Only in some cases, low TSH may mean HYPERthyroidism. Unfortunately, in a number of cases, low TSH with normal or LOW Free T3 and Free T4 may indicate pituitary or adrenal issue, not a thyroid issue. This leads to the underdosing of the supplemental thyroid hormone and the persistence of numerous hypothyroid symptoms that interfere with the quality of life of each and every patient. Healthcare providers are reluctant to increase the dose of exogenous (outside of the body) thyroid hormone until the patient’s TSH is suppressed and the patient has no HYPOthyroid symptoms anymore.

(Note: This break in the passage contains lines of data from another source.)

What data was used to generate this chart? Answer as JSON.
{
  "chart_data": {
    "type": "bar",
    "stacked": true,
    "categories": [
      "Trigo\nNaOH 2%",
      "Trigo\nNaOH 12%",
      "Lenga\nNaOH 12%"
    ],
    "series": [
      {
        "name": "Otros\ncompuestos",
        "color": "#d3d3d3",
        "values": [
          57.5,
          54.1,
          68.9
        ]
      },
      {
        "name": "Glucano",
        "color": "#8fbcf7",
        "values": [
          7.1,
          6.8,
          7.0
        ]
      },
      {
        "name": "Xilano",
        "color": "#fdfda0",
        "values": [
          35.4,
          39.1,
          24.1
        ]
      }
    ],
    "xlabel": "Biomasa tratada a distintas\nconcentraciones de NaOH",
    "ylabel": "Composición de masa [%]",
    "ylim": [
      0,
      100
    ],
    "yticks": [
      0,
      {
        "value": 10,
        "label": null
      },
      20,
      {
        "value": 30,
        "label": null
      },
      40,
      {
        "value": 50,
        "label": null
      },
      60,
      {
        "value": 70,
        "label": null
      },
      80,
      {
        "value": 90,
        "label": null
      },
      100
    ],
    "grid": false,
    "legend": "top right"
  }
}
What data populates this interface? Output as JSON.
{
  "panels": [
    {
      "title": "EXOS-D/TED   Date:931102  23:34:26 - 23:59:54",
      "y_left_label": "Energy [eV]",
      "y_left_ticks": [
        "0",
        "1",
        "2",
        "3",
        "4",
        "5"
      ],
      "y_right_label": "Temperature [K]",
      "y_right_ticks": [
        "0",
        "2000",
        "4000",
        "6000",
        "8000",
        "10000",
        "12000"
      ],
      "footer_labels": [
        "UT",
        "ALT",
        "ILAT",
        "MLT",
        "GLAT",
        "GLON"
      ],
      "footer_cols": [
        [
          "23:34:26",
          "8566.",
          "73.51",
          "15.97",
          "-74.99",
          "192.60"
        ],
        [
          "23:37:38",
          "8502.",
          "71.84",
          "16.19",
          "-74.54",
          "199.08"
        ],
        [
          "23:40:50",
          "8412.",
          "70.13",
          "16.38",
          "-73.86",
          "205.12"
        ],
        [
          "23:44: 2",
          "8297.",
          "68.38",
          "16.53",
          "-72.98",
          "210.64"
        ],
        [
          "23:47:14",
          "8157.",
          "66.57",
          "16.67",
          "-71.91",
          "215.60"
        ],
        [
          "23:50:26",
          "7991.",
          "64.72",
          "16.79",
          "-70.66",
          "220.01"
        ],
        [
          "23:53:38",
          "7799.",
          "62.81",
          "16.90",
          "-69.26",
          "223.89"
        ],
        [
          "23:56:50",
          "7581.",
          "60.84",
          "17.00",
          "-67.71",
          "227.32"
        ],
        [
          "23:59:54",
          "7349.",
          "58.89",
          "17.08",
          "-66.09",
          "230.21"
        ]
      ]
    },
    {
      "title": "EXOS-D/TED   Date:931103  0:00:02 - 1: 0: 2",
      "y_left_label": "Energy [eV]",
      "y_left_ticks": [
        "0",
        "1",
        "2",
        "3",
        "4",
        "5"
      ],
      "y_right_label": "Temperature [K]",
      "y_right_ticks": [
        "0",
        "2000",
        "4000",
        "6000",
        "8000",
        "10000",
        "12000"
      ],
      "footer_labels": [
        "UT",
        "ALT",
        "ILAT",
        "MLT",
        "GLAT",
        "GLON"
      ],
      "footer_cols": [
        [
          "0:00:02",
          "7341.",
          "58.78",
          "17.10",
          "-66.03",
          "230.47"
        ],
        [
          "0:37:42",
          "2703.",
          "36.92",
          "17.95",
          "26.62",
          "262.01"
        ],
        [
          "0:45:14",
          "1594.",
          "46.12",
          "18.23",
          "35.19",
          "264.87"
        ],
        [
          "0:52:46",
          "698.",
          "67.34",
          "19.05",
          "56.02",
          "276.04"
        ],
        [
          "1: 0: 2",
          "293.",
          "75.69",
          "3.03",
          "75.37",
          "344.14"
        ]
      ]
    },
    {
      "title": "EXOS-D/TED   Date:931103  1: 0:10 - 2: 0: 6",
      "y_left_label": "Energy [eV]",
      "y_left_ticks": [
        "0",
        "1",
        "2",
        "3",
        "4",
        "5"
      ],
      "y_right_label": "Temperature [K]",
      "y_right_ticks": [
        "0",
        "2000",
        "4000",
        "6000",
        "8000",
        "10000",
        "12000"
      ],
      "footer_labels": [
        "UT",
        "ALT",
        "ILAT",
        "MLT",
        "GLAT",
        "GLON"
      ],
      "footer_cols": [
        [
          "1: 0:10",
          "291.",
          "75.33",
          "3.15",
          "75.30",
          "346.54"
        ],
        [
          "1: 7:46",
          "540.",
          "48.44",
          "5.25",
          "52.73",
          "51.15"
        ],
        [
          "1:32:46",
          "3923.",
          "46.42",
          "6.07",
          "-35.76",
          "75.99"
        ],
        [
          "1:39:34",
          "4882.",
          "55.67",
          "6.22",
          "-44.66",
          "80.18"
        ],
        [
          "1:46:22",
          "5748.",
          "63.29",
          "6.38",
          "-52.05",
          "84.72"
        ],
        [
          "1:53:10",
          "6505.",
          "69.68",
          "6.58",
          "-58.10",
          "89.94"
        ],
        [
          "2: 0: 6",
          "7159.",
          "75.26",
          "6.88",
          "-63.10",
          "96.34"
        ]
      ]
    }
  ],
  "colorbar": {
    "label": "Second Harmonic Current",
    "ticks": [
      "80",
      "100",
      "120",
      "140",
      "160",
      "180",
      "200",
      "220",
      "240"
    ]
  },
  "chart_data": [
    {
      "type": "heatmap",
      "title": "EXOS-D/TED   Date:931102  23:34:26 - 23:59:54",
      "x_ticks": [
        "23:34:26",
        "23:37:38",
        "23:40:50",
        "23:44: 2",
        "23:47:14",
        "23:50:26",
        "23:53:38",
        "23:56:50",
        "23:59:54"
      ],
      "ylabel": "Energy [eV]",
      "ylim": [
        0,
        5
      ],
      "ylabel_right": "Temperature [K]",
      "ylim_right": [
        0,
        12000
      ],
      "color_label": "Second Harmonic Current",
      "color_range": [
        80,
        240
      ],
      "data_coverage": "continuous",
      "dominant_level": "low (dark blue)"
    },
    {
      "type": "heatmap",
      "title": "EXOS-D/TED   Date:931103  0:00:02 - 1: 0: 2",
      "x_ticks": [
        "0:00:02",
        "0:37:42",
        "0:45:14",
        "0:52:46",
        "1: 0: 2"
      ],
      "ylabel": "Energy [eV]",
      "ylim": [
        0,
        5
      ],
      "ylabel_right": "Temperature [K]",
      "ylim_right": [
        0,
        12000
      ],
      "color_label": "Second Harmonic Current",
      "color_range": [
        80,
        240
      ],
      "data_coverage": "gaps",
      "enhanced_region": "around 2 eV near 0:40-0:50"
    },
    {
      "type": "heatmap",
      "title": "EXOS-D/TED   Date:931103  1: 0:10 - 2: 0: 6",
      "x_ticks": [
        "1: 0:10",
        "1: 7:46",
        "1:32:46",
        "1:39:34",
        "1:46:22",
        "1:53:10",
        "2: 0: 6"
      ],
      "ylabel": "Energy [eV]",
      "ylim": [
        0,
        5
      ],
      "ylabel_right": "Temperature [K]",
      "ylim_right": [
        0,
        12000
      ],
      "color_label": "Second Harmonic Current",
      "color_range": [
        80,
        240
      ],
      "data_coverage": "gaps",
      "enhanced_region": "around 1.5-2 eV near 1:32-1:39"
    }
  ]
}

As time passes, the patients find themselves getting sicker and sicker, gaining more weight, developing fibromyalgia or chronic fatigue syndrome, experiencing heavy irregular menses, loss of libido, brittle bones, diabetes, depression, etc.   

As a rule, not only TSH has to be checked, but also Free T3 and Free T4 and the symptoms should be evaluated. Making sure that Free T3 and Free T4 levels are within normal limits is more important than the level of TSH, in my opinion.